Semantic segmentation is a fundamental problem of computer vision that requires answering what is where in a given image, video or 3D point cloud. The best performing recent techniques require human annotations to obtain ground truth used to train deep neural networks. Such annotation is costly and time consuming to obtain. Consequently, in this project, we address the following two questions:
- How to acquire accurate training data with minimal human cost [ ]?
- How to build fast and efficient models for test time inference leveraging the collected data [ ], [ ]?

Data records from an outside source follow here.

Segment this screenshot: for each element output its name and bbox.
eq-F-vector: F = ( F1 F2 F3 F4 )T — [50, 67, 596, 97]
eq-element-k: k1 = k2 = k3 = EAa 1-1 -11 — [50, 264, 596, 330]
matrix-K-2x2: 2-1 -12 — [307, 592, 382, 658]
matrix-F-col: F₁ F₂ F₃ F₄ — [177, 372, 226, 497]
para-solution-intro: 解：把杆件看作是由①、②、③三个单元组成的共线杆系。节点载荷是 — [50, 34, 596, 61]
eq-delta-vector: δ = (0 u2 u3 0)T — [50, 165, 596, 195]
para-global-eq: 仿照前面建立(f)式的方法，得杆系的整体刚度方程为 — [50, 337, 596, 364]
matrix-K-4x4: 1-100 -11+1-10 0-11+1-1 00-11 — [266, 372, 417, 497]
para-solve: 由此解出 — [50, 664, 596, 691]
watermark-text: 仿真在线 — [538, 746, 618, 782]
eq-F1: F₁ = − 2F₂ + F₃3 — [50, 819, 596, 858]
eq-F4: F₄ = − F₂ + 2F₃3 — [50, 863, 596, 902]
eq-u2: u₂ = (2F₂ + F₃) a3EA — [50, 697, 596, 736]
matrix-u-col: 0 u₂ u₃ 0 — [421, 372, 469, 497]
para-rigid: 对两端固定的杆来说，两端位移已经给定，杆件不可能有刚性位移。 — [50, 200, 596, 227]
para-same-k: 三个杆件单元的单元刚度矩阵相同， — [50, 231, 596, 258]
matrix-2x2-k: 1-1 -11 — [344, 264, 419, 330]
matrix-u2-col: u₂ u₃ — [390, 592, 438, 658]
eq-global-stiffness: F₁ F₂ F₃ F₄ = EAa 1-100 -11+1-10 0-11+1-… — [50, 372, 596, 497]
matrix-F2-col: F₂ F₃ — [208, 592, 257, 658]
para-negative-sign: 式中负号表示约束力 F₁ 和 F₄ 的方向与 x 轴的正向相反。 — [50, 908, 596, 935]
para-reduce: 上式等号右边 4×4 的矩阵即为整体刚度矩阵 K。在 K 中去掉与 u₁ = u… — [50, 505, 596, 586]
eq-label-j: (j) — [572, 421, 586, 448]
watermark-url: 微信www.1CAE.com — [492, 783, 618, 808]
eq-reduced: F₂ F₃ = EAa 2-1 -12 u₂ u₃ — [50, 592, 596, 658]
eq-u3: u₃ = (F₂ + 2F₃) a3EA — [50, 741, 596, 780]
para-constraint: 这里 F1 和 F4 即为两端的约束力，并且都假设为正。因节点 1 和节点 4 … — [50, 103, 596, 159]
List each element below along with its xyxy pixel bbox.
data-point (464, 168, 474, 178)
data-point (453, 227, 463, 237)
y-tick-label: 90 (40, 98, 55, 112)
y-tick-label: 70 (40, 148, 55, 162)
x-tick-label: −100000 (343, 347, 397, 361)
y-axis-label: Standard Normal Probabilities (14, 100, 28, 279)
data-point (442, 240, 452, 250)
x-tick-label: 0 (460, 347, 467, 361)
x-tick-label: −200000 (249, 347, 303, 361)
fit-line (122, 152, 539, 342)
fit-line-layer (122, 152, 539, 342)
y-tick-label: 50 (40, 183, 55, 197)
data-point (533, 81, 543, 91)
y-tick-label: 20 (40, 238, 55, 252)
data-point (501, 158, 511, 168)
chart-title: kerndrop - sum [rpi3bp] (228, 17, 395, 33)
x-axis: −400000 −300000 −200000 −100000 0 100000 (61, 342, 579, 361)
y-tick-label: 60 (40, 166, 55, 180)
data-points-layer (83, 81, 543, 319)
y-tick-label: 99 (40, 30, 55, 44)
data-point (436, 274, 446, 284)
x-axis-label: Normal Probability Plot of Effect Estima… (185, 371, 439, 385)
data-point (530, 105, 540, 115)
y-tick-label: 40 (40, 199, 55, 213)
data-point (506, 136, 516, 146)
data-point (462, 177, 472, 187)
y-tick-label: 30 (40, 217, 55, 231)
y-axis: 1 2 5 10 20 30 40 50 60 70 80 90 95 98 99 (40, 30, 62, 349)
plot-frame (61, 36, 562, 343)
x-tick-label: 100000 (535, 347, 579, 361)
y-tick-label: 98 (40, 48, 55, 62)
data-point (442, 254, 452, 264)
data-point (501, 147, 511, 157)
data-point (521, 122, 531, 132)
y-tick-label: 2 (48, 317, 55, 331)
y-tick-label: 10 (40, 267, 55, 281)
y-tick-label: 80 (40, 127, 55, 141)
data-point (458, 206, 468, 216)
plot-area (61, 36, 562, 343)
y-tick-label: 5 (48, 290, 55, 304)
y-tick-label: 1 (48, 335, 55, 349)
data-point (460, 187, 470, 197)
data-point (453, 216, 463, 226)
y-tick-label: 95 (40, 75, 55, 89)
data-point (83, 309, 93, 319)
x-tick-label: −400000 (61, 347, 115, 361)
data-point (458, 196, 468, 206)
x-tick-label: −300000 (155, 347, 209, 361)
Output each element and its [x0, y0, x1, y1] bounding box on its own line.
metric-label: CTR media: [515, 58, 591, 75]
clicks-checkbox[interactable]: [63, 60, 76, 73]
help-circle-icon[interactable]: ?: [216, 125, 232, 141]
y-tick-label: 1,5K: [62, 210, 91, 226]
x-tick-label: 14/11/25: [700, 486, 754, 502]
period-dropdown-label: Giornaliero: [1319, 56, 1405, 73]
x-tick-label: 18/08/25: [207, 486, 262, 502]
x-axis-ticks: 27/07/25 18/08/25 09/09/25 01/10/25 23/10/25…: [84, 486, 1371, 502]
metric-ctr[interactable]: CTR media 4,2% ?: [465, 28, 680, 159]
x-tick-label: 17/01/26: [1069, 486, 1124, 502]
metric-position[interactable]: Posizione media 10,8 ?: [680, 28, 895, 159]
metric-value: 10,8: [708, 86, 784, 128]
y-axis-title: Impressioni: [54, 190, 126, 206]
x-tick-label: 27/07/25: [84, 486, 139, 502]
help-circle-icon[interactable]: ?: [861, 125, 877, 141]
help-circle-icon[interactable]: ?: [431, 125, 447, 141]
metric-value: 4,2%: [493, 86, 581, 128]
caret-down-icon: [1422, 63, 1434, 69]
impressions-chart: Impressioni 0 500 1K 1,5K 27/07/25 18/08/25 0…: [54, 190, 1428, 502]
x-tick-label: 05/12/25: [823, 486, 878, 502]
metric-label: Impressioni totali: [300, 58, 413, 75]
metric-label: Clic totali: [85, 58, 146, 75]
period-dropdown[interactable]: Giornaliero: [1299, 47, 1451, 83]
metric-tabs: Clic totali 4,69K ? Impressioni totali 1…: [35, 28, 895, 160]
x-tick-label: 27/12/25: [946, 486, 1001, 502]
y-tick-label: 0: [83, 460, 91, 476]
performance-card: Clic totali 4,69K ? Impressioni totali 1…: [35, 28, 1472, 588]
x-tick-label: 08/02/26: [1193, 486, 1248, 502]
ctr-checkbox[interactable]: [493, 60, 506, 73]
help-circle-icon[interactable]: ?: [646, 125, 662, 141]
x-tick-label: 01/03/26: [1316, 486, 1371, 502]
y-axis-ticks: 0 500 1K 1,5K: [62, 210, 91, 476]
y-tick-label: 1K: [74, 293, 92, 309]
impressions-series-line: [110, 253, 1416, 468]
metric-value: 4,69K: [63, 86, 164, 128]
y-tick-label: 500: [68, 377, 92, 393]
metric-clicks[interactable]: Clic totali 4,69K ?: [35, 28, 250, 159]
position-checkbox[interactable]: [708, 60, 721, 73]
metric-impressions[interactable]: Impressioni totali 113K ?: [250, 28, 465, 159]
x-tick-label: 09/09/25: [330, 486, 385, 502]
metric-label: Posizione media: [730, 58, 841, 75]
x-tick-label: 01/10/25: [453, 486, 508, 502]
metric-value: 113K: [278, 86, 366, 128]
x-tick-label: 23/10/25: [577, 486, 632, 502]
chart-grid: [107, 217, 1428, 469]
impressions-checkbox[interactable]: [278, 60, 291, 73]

In [ ], we developed a scalable technique to generate pixelwise annotations for images. For a given 3D reconstructed scene, we annotate static elements in a rough manner and transfer annotations into the image domain using a novel label propagation technique leveraging geometric constraints. We leverage our method to obtain 2D labels for a novel suburban video dataset that we have collected, resulting in 400k semantic and instance image annotations.
In [ ], [ ] we introduced fast and efficient techniques for semantic segmentation to propagate information using well established Auto-Context and Bilateral filter techniques.
Bilateral filters have wide spread use due to their edge-preserving properties. We generalize the approach to derive a gradient descent algorithm so the filter parameters can be learned from data [ ]. This allows us to learn high dimensional linear filters that operate in sparsely populated feature spaces. We build on the permutohedral lattice construction for efficient filtering.
We further introduce a new "bilateral inception" module [ ] that can be inserted in existing CNN architectures and performs bilateral filtering, at multiple feature-scales, between superpixels in an image. The feature spaces for bilateral filtering and other parameters of the module are learned end-to-end using standard backpropagation techniques. The bilateral inception module addresses two issues that arise with general CNN segmentation architectures. First, this module propagates information between (super) pixels while respecting image edges, thus using the structured information of the problem for improved results. Second, the layer recovers a full resolution segmentation result from the lower resolution solution of a CNN.